Ketika disinggung perihal perbedaan status dengan Baby Lily, Raffi mengaku pengalaman saat Lily datang memang terasa berbeda. “Waktu pas Lily datang, akunya ada. Pas pertama datang aku langsung akad, emang udah jalannya,” tuturnya, menandakan ada proses tersendiri yang membuat hubungan khusus terbentuk. Meski begitu, ia menegaskan bahwa perhatian penuh tetap diberikan kepada bayi titipan.
Publik merespons positif pernyataan Raffi, melihatnya sebagai contoh ketulusan dan tanggung jawab sosial. Banyak yang memuji pasangan ini karena bersedia membuka rumah bagi anak-anak yang membutuhkan tempat sementara.
Tantangan Privasi dan Pembelajaran Publik
Menerima bayi titipan bukan tanpa tantangan. Nagita dan Raffi menyadari pentingnya menjaga privasi anak, terutama ketika mereka hidup sebagai figur publik. Mereka memilih selektif dalam berbagi foto atau detail tentang bayi titipan agar tidak menimbulkan eksposur berlebihan yang bisa berdampak pada perkembangan anak.

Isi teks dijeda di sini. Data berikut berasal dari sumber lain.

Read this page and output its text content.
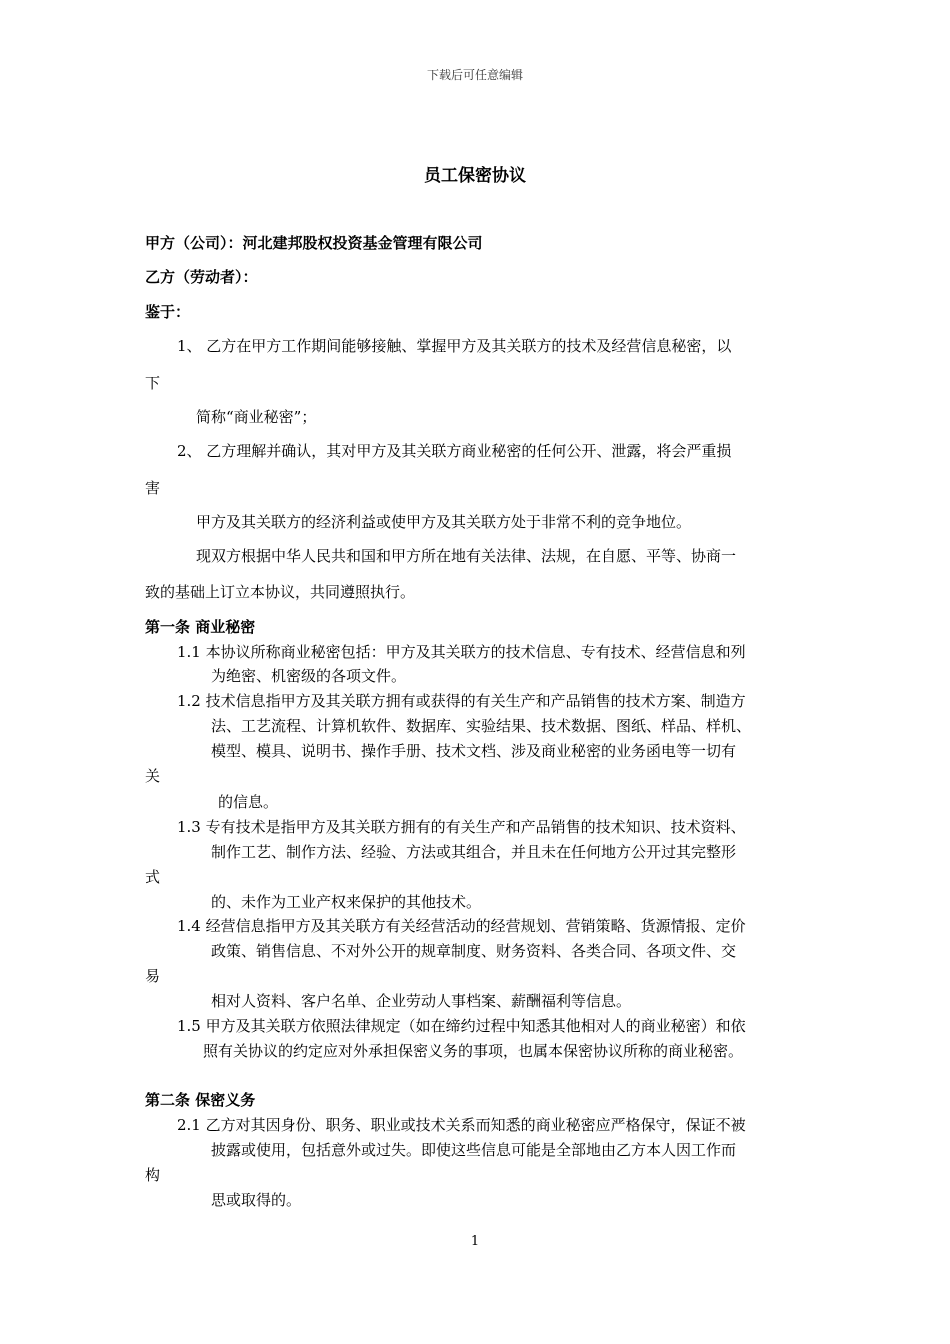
下载后可任意编辑
员工保密协议
甲方（公司）：河北建邦股权投资基金管理有限公司
乙方（劳动者）：
鉴于：
1、 乙方在甲方工作期间能够接触、掌握甲方及其关联方的技术及经营信息秘密，以
下
简称“商业秘密”；
2、 乙方理解并确认，其对甲方及其关联方商业秘密的任何公开、泄露，将会严重损
害
甲方及其关联方的经济利益或使甲方及其关联方处于非常不利的竞争地位。
现双方根据中华人民共和国和甲方所在地有关法律、法规，在自愿、平等、协商一
致的基础上订立本协议，共同遵照执行。
第一条 商业秘密
1.1 本协议所称商业秘密包括：甲方及其关联方的技术信息、专有技术、经营信息和列
为绝密、机密级的各项文件。
1.2 技术信息指甲方及其关联方拥有或获得的有关生产和产品销售的技术方案、制造方
法、工艺流程、计算机软件、数据库、实验结果、技术数据、图纸、样品、样机、
模型、模具、说明书、操作手册、技术文档、涉及商业秘密的业务函电等一切有
关
的信息。
1.3 专有技术是指甲方及其关联方拥有的有关生产和产品销售的技术知识、技术资料、
制作工艺、制作方法、经验、方法或其组合，并且未在任何地方公开过其完整形
式
的、未作为工业产权来保护的其他技术。
1.4 经营信息指甲方及其关联方有关经营活动的经营规划、营销策略、货源情报、定价
政策、销售信息、不对外公开的规章制度、财务资料、各类合同、各项文件、交
易
相对人资料、客户名单、企业劳动人事档案、薪酬福利等信息。
1.5 甲方及其关联方依照法律规定（如在缔约过程中知悉其他相对人的商业秘密）和依
照有关协议的约定应对外承担保密义务的事项，也属本保密协议所称的商业秘密。
第二条 保密义务
2.1 乙方对其因身份、职务、职业或技术关系而知悉的商业秘密应严格保守，保证不被
披露或使用，包括意外或过失。即使这些信息可能是全部地由乙方本人因工作而
构
思或取得的。
1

Selain itu, publikasi soal bayi di rumah mereka menimbulkan perdebatan tentang batas antara kepedulian sosial dan hak privasi anak. Pasangan ini berupaya menyeimbangkan keduanya: tetap membantu yayasan sekaligus melindungi identitas dan kesejahteraan bayi.
Klarifikasi yang diberikan Nagita juga berfungsi sebagai edukasi bagi masyarakat: agar memahami mekanisme foster care versus adopsi. Edukasi ini penting supaya apa yang mereka lakukan tidak disalahtafsirkan dan agar orang lain lebih peka saat menilai tindakan figur publik yang peduli pada anak.
Di balik sorotan, langkah pasangan ini tetap dipandang sebagai bentuk kepedulian nyata. Banyak yang berharap inisiatif foster home semacam ini bisa ditingkatkan dan ditiru oleh pihak lain demi kesejahteraan anak-anak yang membutuhkan.